Since the Asian financial crisis in 1997, foreign investors have been demanding better corporate governance from Asian companies as a precondition for their investment decisions.

The International Monetary Fund (IMF), the World Bank and the Asian Development Bank (ADB) have also pressured Asian companies to improve their governance practices. In Thailand the government recently launched a corporate-governance campaign.

Is this heightened interest in corporate governance in Asia for real?

When corporate governance caught wider interest in late 1997, the first problem was what to call it in Thai. Now we have at least five Thai terms to describe corporate governance. Many Asian countries must have faced a similar problem, because the concept is Western-rooted.

Apart from a name, a more important aspect was its meaning. Even today, many in management discipline have different ideas about what the terms vision, mission, strategy and tactics mean. I would rather focus on the implementation of, progress in, and impediments to corporate governance in Thailand.

We now move to something more tangible -- the audit committee. This is the very first committee within corporate-governance framework that was introduced in Thailand. In January 1998, six months after the crisis hit Thailand, the SET required all newly listed companies to appoint audit committees. The 400 or so already-listed companies were allowed until end 1999 to appoint audit committees.

However, the problem was getting qualified directors for the audit committee. Before they could be asked to join the committee several potentially qualified directors resigned out of fear of potential liability that would come with the position.

The next hurdle was how to get to work. It took several months, for some even a year or so, before these committees got under way. Nowadays the quality of their work differs significantly, depending largely on the qualifications and devotion of the committee chairpersons.

Thai companies have come to realize that it costs more to practice good governance. They have to pay more for directors who sit on their audit committees. Some companies are also concerned that they may expose trade information to competitors.

All of a sudden, with the concept of good corporate governance, the decades-old practice of directorship is said to be unproductive and undesirable. Investors, regulators, bankers and other stakeholders are suddenly expecting a great deal more from Thai corporate directors. The problem now is: "How are we going to get directors who are qualified and able to meet new expectations?"

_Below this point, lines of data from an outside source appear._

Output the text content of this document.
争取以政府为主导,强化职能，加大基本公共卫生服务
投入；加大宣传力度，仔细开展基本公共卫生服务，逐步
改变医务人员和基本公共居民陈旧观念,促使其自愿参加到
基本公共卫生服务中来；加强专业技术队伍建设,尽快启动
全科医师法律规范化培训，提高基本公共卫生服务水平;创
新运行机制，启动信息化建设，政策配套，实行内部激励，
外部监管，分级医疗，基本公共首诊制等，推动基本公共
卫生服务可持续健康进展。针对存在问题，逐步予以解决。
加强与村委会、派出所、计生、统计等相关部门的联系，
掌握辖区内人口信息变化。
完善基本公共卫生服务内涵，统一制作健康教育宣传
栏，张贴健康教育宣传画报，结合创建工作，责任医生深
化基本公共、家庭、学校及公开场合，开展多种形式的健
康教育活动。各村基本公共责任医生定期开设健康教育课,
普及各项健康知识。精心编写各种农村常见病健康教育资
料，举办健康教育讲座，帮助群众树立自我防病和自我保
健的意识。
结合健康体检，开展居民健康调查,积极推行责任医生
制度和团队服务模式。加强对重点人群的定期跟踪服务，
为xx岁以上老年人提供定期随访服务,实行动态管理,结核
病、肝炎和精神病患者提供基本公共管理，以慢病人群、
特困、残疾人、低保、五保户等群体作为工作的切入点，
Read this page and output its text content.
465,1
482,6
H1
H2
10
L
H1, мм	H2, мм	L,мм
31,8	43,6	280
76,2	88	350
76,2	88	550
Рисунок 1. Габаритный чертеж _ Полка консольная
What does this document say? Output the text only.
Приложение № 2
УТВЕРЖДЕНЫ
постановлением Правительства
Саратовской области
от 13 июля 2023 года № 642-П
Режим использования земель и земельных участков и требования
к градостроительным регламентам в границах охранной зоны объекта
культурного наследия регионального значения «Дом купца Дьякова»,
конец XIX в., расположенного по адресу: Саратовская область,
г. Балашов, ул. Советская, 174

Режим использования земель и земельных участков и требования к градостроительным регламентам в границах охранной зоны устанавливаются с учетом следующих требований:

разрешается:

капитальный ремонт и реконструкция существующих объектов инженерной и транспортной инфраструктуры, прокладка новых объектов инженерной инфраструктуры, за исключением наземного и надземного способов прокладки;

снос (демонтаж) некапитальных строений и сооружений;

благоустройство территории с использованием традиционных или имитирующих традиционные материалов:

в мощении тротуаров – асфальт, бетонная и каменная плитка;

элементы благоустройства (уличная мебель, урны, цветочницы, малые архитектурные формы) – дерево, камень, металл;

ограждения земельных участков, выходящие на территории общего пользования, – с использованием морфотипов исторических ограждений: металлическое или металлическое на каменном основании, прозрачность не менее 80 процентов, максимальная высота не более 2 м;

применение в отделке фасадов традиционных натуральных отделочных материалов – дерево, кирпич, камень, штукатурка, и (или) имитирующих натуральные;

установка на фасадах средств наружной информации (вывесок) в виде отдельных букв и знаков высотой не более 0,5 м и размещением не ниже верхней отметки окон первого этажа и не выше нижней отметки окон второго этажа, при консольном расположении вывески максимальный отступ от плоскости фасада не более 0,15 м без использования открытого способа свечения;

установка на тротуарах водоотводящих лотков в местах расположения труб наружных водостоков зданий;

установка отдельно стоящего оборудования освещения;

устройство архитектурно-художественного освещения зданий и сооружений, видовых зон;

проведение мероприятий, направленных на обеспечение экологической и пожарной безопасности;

By training new directors and retraining old-timers we will hopefully be able to upgrade the quality of corporate directors.

Like other Asians. Thai people's respect for seniors is deep- rooted. The board chairman is typically a senior person. Unless he encourages free-flowing and frank dialog among board members and between board members and the CEO, challenging questions may not be raised.

Yet it is quite encouraging that the new corporate-governance culture is being formed in various Thai boardrooms and has found considerable initial acceptance.

It is rather difficult to say whether this good-governance bandwagon will stick. My assessment is that Thailand's efforts over the past four years are real. Whether or when these efforts will produce meaningful results is a more difficult question to address. Now, if a businessman wants to be a good corporate citizen he must be able to say that his company complies with corporate-governance principles. This is a sign at least of acceptance of the concepts.

Still, how real are the reforms? Could Thai companies be rated on governance? The rating idea has been floated over the past few years, but nothing has materialized. One problem is that it would cost companies money to get a rating. Companies may also shy away if they feel that their ratings may be low.

The year 2002 has been declared the year of good corporate governance. The Thai Rating and Information Services has been commissioned by the Securities and Exchange Commission (SEC) to rate companies' governance practices. Companies that get a high rating will be given incentives from the SEC -- fee waivers, fast-track filing and public commendations.

I have seen a continuous, integrated effort in the public, private and political sectors. Governance, however, will only improve only on the basis substance, not form.

Thai, and probably most Asian, corporate thinkers and practitioners have only just come to grips with the basic concept of good governance. We naturally tend to look to the Western and American models for clues. However, we have been shocked by the collapse of Enron. How could this corporate scandal happen in the country that created the corporate-governance model? Enron is the biggest bankruptcy in history, and it will not be the last bankruptcy in America caused by bad governance. What hope do disciples of governance in Asia have now?

We cannot lose hope. If we are discouraged and feel that nothing much can be done, then we are giving these people even more opportunities to make the business community uglier.

The fact that the good people tend to outnumber the bad in our society is a blessing. Today's good guys, however, are not always free from temptation if and when the opportunity to corrupt opens up. As a Buddhist, my only offering is a Buddhist teaching that says happiness is when one feels one has enough. Then the temptation to stray from the right path will not harm one.

But "enough" is a relative term. After all is said about corporate governance, it probably boils down to just one thing: The virtue of human integrity -- which unfortunately can differ significantly from one person to the next. Raising the overall level of professional integrity remains a challenge for us all.